Over the last several years, gurus and pundits have been predicting that the U.S. dollar will collapse. Many of these “experts” believe that the greenback will soon be replaced by the Chinese yuan as the world’s leading reserve currency.

And instead of admitting that they were just plain wrong, they keep beating the drum of pessimism and despair.

Meanwhile, I’ve been a consistent dollar bull and China skeptic, and I believe the yuan has no chance of replacing the dollar.

The Dollar Still Reigns Supreme

As you can see from the chart below from KKR & Co. L.P., the dollar rally that began in 2011 is 43 months old and the last extended bull market for the greenback lasted almost twice as long.

1980, 1995, 2011 Dollar Rallies

The currency game is a relative game.

America certainly has significant financial challenges that need to be dealt with, but it offers many attributes that make the dollar the premier reserve currency of the world.

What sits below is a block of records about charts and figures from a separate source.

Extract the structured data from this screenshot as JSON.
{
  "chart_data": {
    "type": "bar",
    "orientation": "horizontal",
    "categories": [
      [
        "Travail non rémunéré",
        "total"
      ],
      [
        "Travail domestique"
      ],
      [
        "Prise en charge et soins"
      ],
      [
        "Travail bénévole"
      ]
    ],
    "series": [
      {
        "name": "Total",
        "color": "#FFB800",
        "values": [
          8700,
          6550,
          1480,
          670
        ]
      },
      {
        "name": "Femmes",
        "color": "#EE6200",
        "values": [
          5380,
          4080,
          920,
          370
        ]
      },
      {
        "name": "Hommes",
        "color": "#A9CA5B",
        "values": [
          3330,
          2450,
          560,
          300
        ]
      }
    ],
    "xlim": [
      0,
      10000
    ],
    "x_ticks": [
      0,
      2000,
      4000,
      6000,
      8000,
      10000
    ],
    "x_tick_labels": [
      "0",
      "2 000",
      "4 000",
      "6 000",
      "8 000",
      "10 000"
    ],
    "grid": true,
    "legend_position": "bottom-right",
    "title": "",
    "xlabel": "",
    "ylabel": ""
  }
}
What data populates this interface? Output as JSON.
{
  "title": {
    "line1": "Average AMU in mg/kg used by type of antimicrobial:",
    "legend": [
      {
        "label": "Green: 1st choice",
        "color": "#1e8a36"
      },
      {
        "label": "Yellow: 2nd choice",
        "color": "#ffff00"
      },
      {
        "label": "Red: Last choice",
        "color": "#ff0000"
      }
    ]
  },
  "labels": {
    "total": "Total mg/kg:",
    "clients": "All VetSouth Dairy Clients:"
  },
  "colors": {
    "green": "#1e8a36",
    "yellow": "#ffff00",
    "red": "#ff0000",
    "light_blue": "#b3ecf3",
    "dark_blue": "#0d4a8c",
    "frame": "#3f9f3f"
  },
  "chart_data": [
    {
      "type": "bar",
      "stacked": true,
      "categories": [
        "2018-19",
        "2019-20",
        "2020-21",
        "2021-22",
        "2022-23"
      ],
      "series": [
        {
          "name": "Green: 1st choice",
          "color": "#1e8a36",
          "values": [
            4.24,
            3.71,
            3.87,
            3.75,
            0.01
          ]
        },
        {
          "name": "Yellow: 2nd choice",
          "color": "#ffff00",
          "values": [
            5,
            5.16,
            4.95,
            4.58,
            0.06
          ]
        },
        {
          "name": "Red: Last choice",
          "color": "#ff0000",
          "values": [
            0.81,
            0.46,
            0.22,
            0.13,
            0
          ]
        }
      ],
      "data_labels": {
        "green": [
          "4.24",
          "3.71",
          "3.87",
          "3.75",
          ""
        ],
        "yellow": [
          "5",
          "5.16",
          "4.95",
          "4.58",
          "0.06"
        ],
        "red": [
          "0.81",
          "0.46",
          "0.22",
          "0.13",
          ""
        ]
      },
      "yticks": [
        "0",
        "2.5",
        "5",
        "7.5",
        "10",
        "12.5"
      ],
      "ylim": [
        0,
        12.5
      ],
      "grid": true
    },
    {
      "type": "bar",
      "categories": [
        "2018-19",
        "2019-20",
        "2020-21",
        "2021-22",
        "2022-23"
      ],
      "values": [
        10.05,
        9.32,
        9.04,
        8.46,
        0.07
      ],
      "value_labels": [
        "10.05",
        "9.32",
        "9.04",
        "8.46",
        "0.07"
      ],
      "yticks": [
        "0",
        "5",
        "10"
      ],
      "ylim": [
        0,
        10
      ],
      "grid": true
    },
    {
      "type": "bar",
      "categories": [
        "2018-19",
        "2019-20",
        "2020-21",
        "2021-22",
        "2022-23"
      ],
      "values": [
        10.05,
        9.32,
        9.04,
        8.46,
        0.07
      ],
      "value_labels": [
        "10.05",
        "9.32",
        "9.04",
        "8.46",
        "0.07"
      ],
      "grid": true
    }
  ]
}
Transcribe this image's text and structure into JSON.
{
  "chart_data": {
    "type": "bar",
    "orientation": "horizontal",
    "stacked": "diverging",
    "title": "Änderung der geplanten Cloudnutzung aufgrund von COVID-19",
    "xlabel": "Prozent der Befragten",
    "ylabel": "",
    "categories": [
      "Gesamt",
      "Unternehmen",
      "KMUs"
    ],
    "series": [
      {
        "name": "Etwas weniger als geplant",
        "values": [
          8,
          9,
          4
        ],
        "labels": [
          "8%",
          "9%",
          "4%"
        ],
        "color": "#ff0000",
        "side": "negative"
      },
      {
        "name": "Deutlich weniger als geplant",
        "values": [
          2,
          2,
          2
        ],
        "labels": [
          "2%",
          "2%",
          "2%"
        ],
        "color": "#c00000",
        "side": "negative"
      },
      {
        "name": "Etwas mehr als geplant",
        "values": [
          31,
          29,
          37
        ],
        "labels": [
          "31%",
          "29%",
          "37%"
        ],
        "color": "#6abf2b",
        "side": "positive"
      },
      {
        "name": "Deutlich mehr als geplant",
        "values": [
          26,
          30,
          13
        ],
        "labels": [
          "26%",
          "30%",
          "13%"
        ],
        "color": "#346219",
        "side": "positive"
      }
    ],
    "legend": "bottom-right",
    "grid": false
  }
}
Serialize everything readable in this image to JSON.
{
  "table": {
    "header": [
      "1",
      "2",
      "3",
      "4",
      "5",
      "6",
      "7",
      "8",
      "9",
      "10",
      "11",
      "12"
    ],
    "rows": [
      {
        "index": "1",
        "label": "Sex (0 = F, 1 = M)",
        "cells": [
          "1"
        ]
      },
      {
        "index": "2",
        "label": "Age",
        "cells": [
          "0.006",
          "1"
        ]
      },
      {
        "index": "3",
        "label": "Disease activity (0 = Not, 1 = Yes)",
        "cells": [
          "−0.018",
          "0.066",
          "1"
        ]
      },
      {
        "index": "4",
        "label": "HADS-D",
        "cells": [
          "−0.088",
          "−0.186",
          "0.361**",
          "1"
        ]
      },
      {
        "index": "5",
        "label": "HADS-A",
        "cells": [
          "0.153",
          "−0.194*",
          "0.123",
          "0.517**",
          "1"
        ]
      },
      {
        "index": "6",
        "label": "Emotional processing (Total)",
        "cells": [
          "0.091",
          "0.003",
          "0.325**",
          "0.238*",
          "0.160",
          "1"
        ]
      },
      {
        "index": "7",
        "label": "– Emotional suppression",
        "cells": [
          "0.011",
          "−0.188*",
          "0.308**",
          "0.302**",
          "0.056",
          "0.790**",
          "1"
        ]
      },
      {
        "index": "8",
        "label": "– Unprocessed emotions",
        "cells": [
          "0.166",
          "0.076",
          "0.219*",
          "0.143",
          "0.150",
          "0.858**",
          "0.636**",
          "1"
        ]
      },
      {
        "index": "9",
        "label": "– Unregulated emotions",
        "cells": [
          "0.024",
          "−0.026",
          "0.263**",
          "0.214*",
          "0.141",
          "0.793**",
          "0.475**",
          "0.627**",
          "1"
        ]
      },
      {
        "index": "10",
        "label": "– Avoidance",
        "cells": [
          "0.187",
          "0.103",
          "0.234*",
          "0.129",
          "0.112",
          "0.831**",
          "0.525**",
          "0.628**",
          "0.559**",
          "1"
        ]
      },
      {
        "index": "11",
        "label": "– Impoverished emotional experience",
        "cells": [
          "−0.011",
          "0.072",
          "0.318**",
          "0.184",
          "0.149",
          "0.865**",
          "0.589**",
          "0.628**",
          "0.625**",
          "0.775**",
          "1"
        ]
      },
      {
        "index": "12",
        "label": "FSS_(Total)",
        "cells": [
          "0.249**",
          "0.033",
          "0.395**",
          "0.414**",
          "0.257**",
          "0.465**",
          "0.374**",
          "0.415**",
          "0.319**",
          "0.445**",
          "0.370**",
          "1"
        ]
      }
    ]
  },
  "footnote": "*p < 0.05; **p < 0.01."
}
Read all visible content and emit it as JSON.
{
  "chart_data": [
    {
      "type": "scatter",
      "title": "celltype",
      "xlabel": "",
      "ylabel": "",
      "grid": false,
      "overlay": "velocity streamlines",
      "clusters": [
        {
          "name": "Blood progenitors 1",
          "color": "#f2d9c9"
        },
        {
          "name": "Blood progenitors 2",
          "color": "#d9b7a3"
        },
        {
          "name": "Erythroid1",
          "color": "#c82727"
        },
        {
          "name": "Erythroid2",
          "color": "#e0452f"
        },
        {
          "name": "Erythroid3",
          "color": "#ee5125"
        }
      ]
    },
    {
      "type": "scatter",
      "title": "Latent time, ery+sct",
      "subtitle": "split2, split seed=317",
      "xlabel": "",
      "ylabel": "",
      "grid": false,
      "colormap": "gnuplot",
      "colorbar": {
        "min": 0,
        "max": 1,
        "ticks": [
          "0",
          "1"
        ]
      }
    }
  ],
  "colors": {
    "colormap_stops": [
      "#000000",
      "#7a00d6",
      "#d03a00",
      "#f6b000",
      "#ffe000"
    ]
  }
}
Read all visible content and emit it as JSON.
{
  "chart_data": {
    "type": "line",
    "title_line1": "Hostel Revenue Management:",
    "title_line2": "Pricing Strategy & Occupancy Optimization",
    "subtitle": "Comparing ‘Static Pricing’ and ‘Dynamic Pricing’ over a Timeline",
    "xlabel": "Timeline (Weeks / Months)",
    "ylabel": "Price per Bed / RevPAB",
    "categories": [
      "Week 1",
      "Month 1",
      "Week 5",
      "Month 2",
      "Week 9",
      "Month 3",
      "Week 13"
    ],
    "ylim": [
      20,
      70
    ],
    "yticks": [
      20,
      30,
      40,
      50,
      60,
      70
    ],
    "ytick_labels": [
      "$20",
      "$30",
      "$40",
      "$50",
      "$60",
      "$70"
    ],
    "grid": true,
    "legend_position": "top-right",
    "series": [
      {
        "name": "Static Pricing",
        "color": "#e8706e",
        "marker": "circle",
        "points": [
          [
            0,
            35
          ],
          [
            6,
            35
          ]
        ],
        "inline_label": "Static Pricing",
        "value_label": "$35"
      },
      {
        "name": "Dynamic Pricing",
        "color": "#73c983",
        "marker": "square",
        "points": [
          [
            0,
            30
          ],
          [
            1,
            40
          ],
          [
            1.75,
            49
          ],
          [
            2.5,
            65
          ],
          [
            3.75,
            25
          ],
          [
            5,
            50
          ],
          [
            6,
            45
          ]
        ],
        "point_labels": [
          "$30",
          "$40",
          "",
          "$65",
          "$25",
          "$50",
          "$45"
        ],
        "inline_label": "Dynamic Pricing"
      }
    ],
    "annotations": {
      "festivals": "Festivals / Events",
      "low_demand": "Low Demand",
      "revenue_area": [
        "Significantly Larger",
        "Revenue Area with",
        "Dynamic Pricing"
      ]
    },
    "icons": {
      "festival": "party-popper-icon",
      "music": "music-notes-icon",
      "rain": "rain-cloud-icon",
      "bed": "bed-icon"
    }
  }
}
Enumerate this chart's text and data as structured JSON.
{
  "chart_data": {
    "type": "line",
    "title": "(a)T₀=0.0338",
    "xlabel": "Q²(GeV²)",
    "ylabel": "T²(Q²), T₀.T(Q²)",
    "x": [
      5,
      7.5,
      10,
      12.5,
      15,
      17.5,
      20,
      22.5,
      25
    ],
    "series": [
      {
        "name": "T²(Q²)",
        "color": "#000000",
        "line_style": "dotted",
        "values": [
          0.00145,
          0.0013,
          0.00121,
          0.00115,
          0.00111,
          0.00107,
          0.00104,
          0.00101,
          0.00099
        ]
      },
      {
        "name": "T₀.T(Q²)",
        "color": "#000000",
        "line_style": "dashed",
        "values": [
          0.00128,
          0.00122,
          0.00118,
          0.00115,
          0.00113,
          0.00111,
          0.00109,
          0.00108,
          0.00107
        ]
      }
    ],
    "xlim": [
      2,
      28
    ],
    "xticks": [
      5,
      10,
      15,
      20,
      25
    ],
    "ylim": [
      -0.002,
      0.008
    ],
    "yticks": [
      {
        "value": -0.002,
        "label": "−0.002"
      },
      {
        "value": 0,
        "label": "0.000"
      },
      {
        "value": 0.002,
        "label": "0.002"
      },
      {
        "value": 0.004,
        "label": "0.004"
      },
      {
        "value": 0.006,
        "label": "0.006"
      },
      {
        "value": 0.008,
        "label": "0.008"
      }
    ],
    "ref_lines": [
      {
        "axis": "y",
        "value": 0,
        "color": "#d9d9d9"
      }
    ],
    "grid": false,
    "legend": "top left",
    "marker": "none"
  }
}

Attributes such as political stability, deep and broad liquidity, vibrant capital markets, openness, and free convertibility and acceptance of the U.S. dollar worldwide more than offset our debt issue.

China Falls Short

For my friends at the IMF who are considering adding the Chinese yuan to the SDR basket, thereby indirectly recognizing it as a reserve currency: Don’t do it.

On the issue of liquidity, the Chinese yuan is a long way from being convertible across the board.

Chinese exporters who receive U.S. dollars are forced to turn them over to the central bank (this is how China built its $4 trillion in reserves). Citizens can’t take it out of the country. And it isn’t accepted as legal tender anywhere outside of China.

And it’s going to be a long time before China allows its currency to freely float, because the whole system is built on tightly controlling the yuan’s value. If the yuan strengthened 15% in six months, millions of exporters – already on razor-thin margins – would go bust.